Martin & Rose (2007: 312):
Introducing readings as a final step in the instantiation cline of course begs the question of how we determine what those readings are.
And there is no doubt in our mind that we need to explore compliant, resistant and tactical responses on the basis of how those readings are materialised in texts, whatever the modalities involved.
And this means looking at the readings the texts themselves afford, shunting back and forth between ‘texts’ and ‘readings’, until we feel we’ve said enough about the negotiation of meanings among them, as diverse social subjectivities engage.
This produces in effect a kind of recursive loop at the end of the instantiation cline; but that is just what we want here: readings feeding back into texts, texts feeding back into text types, text types into registers and so on.
Blogger Comments:
[1] To be clear, 'to beg the question' is a technical term for a type of circular reasoning (logical fallacy) in which the conclusion of an argument is smuggled into its premisses.
[2] Amusingly, the two authors admit to having only one mind between them.

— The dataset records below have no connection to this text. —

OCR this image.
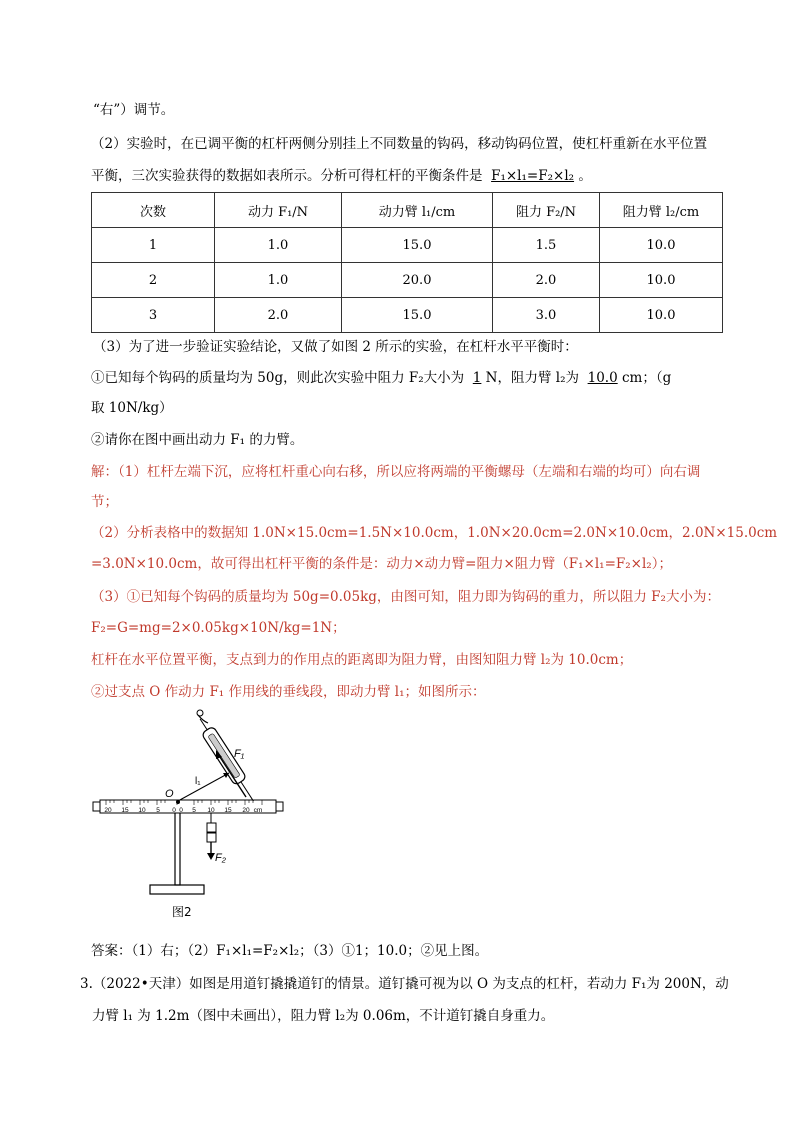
“右”）调节。
（2）实验时，在已调平衡的杠杆两侧分别挂上不同数量的钩码，移动钩码位置，使杠杆重新在水平位置
平衡，三次实验获得的数据如表所示。分析可得杠杆的平衡条件是 F₁×l₁=F₂×l₂ 。
次数	动力 F₁/N	动力臂 l₁/cm	阻力 F₂/N	阻力臂 l₂/cm
1	1.0	15.0	1.5	10.0
2	1.0	20.0	2.0	10.0
3	2.0	15.0	3.0	10.0
（3）为了进一步验证实验结论，又做了如图 2 所示的实验，在杠杆水平平衡时：
①已知每个钩码的质量均为 50g，则此次实验中阻力 F₂大小为 1 N，阻力臂 l₂为 10.0 cm；（g
取 10N/kg）
②请你在图中画出动力 F₁ 的力臂。
解：（1）杠杆左端下沉，应将杠杆重心向右移，所以应将两端的平衡螺母（左端和右端的均可）向右调
节；
（2）分析表格中的数据知 1.0N×15.0cm=1.5N×10.0cm，1.0N×20.0cm=2.0N×10.0cm，2.0N×15.0cm
=3.0N×10.0cm，故可得出杠杆平衡的条件是：动力×动力臂=阻力×阻力臂（F₁×l₁=F₂×l₂）；
（3）①已知每个钩码的质量均为 50g=0.05kg，由图可知，阻力即为钩码的重力，所以阻力 F₂大小为：
F₂=G=mg=2×0.05kg×10N/kg=1N；
杠杆在水平位置平衡，支点到力的作用点的距离即为阻力臂，由图知阻力臂 l₂为 10.0cm；
②过支点 O 作动力 F₁ 作用线的垂线段，即动力臂 l₁；如图所示：
20 15 10 5 0 0 5 10 15 20 cm
O
F₁
l₁
F₂
图2
答案：（1）右；（2）F₁×l₁=F₂×l₂；（3）①1；10.0；②见上图。
3.（2022•天津）如图是用道钉撬撬道钉的情景。道钉撬可视为以 O 为支点的杠杆，若动力 F₁为 200N，动
力臂 l₁ 为 1.2m（图中未画出），阻力臂 l₂为 0.06m，不计道钉撬自身重力。
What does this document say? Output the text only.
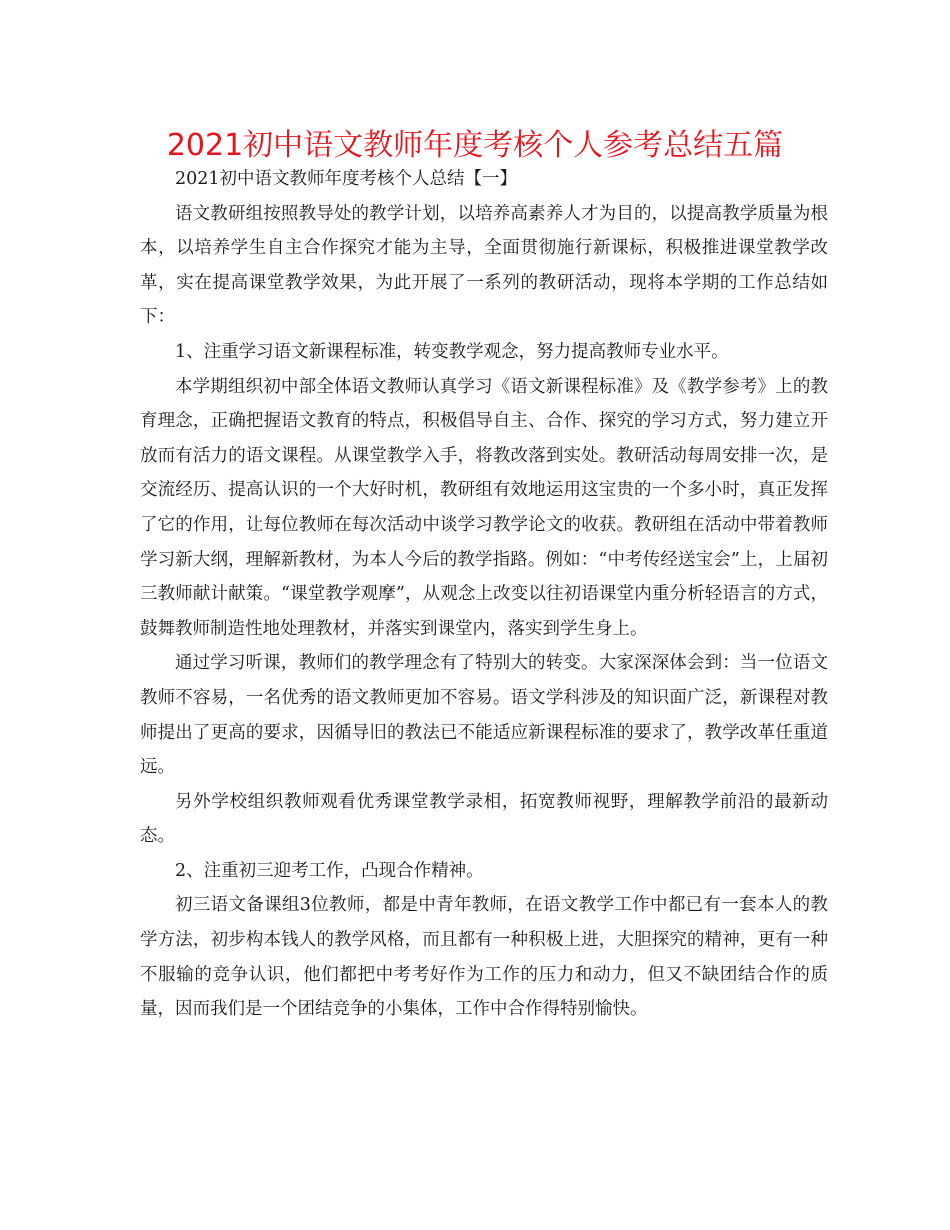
2021初中语文教师年度考核个人参考总结五篇

2021初中语文教师年度考核个人总结【一】

语文教研组按照教导处的教学计划，以培养高素养人才为目的，以提高教学质量为根本，以培养学生自主合作探究才能为主导，全面贯彻施行新课标，积极推进课堂教学改革，实在提高课堂教学效果，为此开展了一系列的教研活动，现将本学期的工作总结如下：

1、注重学习语文新课程标准，转变教学观念，努力提高教师专业水平。

本学期组织初中部全体语文教师认真学习《语文新课程标准》及《教学参考》上的教育理念，正确把握语文教育的特点，积极倡导自主、合作、探究的学习方式，努力建立开放而有活力的语文课程。从课堂教学入手，将教改落到实处。教研活动每周安排一次，是交流经历、提高认识的一个大好时机，教研组有效地运用这宝贵的一个多小时，真正发挥了它的作用，让每位教师在每次活动中谈学习教学论文的收获。教研组在活动中带着教师学习新大纲，理解新教材，为本人今后的教学指路。例如：“中考传经送宝会”上，上届初三教师献计献策。“课堂教学观摩”，从观念上改变以往初语课堂内重分析轻语言的方式，鼓舞教师制造性地处理教材，并落实到课堂内，落实到学生身上。

通过学习听课，教师们的教学理念有了特别大的转变。大家深深体会到：当一位语文教师不容易，一名优秀的语文教师更加不容易。语文学科涉及的知识面广泛，新课程对教师提出了更高的要求，因循导旧的教法已不能适应新课程标准的要求了，教学改革任重道远。

另外学校组织教师观看优秀课堂教学录相，拓宽教师视野，理解教学前沿的最新动态。

2、注重初三迎考工作，凸现合作精神。

初三语文备课组3位教师，都是中青年教师，在语文教学工作中都已有一套本人的教学方法，初步构本钱人的教学风格，而且都有一种积极上进，大胆探究的精神，更有一种不服输的竞争认识，他们都把中考考好作为工作的压力和动力，但又不缺团结合作的质量，因而我们是一个团结竞争的小集体，工作中合作得特别愉快。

[3] To be clear, here Martin & Rose again confuse readings of texts (mental projections) with responses to texts (verbal projections). Importantly, a verbal response to a text is another text — another instance — not something further down the cline of instantiation than a text.
[4] To be clear, this is simply "shunting" between different texts at the instance pole of the cline of instantiation. There is no "recursive loop" between two different points on the cline of instantiation.
[5] To be clear, a genuine example of a reading "feeding back" into a text is the process of an editor reading and editing a written text.
[6] To be clear, in SFL Theory, the sense in which texts "feed back" into text types is that selection frequencies in each text potentially alter the selection frequencies of the text type of which they are instances.
[7] To be clear, in SFL Theory, text type and register are the same phenomenon viewed from opposite poles of the cline of instantiation: text type is register viewed from the instance pole, whereas register is text type viewed from the system pole.
Importantly, inconsistent both with SFL Theory and with the authors' own cline of instantiation, Martin & Rose model text type (genre) and register as systems of contextual strata, outside language.